A machine uses a little endian representation if the least significant bits of a multi-byte value reside in the byte with the first byte of the value (i.e., the one with the lowest address).

Write me down

Is the CS50 appliance a big endian or a little endian machine?

Next, look at the program layout.c.

Explain the printout.

Then edit the program, placing the s structure into the midst of the character array and assigning some distinct values to the fields. What does the hexdump reveal this time? Was there anything unusual? Can you come up with an explanation for what you observed? You will find it informative to print out the size of the structure (rather than the size of the character array).

Now experiment with the contents and ordering of the structure s; try placing a variety of different types in the structure and rearrange the fields in different orders.

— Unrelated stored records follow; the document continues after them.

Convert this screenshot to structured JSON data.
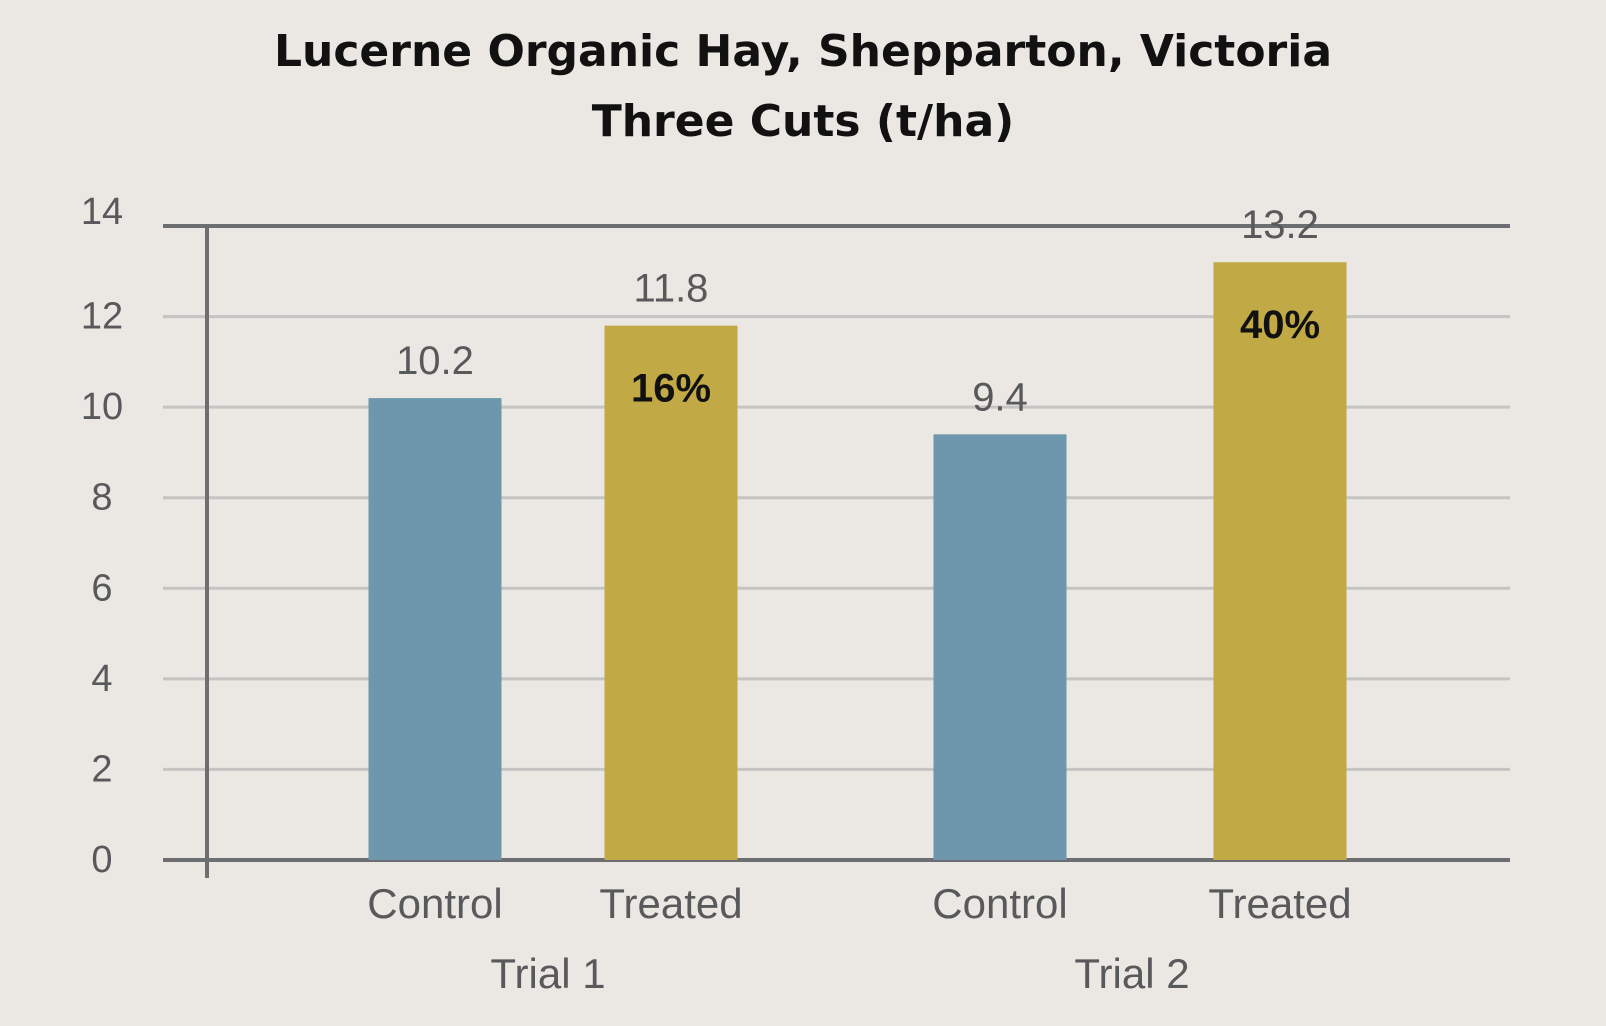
{
  "chart_data": {
    "type": "bar",
    "title": "Lucerne Organic Hay, Shepparton, Victoria",
    "subtitle": "Three Cuts (t/ha)",
    "xlabel": "",
    "ylabel": "",
    "ylim": [
      0,
      14
    ],
    "yticks": [
      "0",
      "2",
      "4",
      "6",
      "8",
      "10",
      "12",
      "14"
    ],
    "grid": true,
    "groups": [
      "Trial 1",
      "Trial 2"
    ],
    "bars": [
      {
        "group": "Trial 1",
        "category": "Control",
        "value": 10.2,
        "label": "10.2",
        "color": "#6e97ad",
        "increase": ""
      },
      {
        "group": "Trial 1",
        "category": "Treated",
        "value": 11.8,
        "label": "11.8",
        "color": "#c1a946",
        "increase": "16%"
      },
      {
        "group": "Trial 2",
        "category": "Control",
        "value": 9.4,
        "label": "9.4",
        "color": "#6e97ad",
        "increase": ""
      },
      {
        "group": "Trial 2",
        "category": "Treated",
        "value": 13.2,
        "label": "13.2",
        "color": "#c1a946",
        "increase": "40%"
      }
    ]
  }
}
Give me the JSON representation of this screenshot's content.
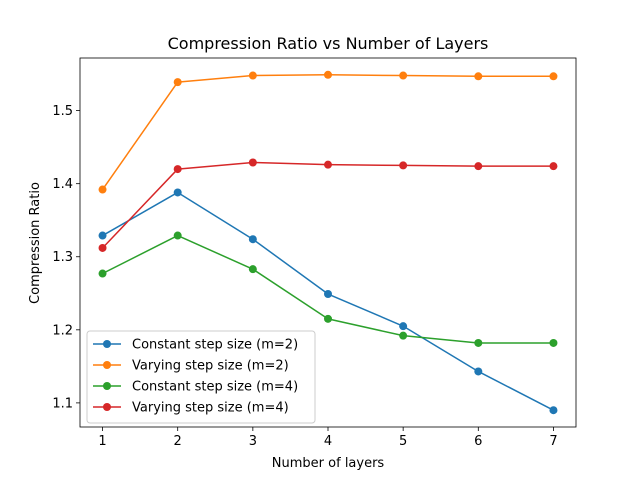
{
  "chart_data": {
    "type": "line",
    "title": "Compression Ratio vs Number of Layers",
    "xlabel": "Number of layers",
    "ylabel": "Compression Ratio",
    "x": [
      1,
      2,
      3,
      4,
      5,
      6,
      7
    ],
    "xlim": [
      0.7,
      7.3
    ],
    "ylim": [
      1.067,
      1.572
    ],
    "xticks": [
      "1",
      "2",
      "3",
      "4",
      "5",
      "6",
      "7"
    ],
    "yticks": [
      1.1,
      1.2,
      1.3,
      1.4,
      1.5
    ],
    "ytick_labels": [
      "1.1",
      "1.2",
      "1.3",
      "1.4",
      "1.5"
    ],
    "grid": false,
    "legend_position": "lower-left",
    "series": [
      {
        "name": "Constant step size (m=2)",
        "color": "#1f77b4",
        "values": [
          1.329,
          1.388,
          1.324,
          1.249,
          1.205,
          1.143,
          1.09
        ]
      },
      {
        "name": "Varying step size (m=2)",
        "color": "#ff7f0e",
        "values": [
          1.392,
          1.539,
          1.548,
          1.549,
          1.548,
          1.547,
          1.547
        ]
      },
      {
        "name": "Constant step size (m=4)",
        "color": "#2ca02c",
        "values": [
          1.277,
          1.329,
          1.283,
          1.215,
          1.192,
          1.182,
          1.182
        ]
      },
      {
        "name": "Varying step size (m=4)",
        "color": "#d62728",
        "values": [
          1.312,
          1.42,
          1.429,
          1.426,
          1.425,
          1.424,
          1.424
        ]
      }
    ]
  }
}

In particular, create fields of different sizes and see what happens when you rearrange them. Experiment enough so that you can derive a set of rules or how structures are allocated in memory. Write your rules down.

Next, do the same thing you did experimenting with struct s to experiment with the u union.

Write me down

Based on what you observed, state how you believe structs and unions are laid out in C.

Summing Up

  • The machine does not ascribe any interpretation to the values it stores; it doesn't know if something is intended to be an integer, a character, part of a structure, etc. It is the programming language constructs that give data its meaning.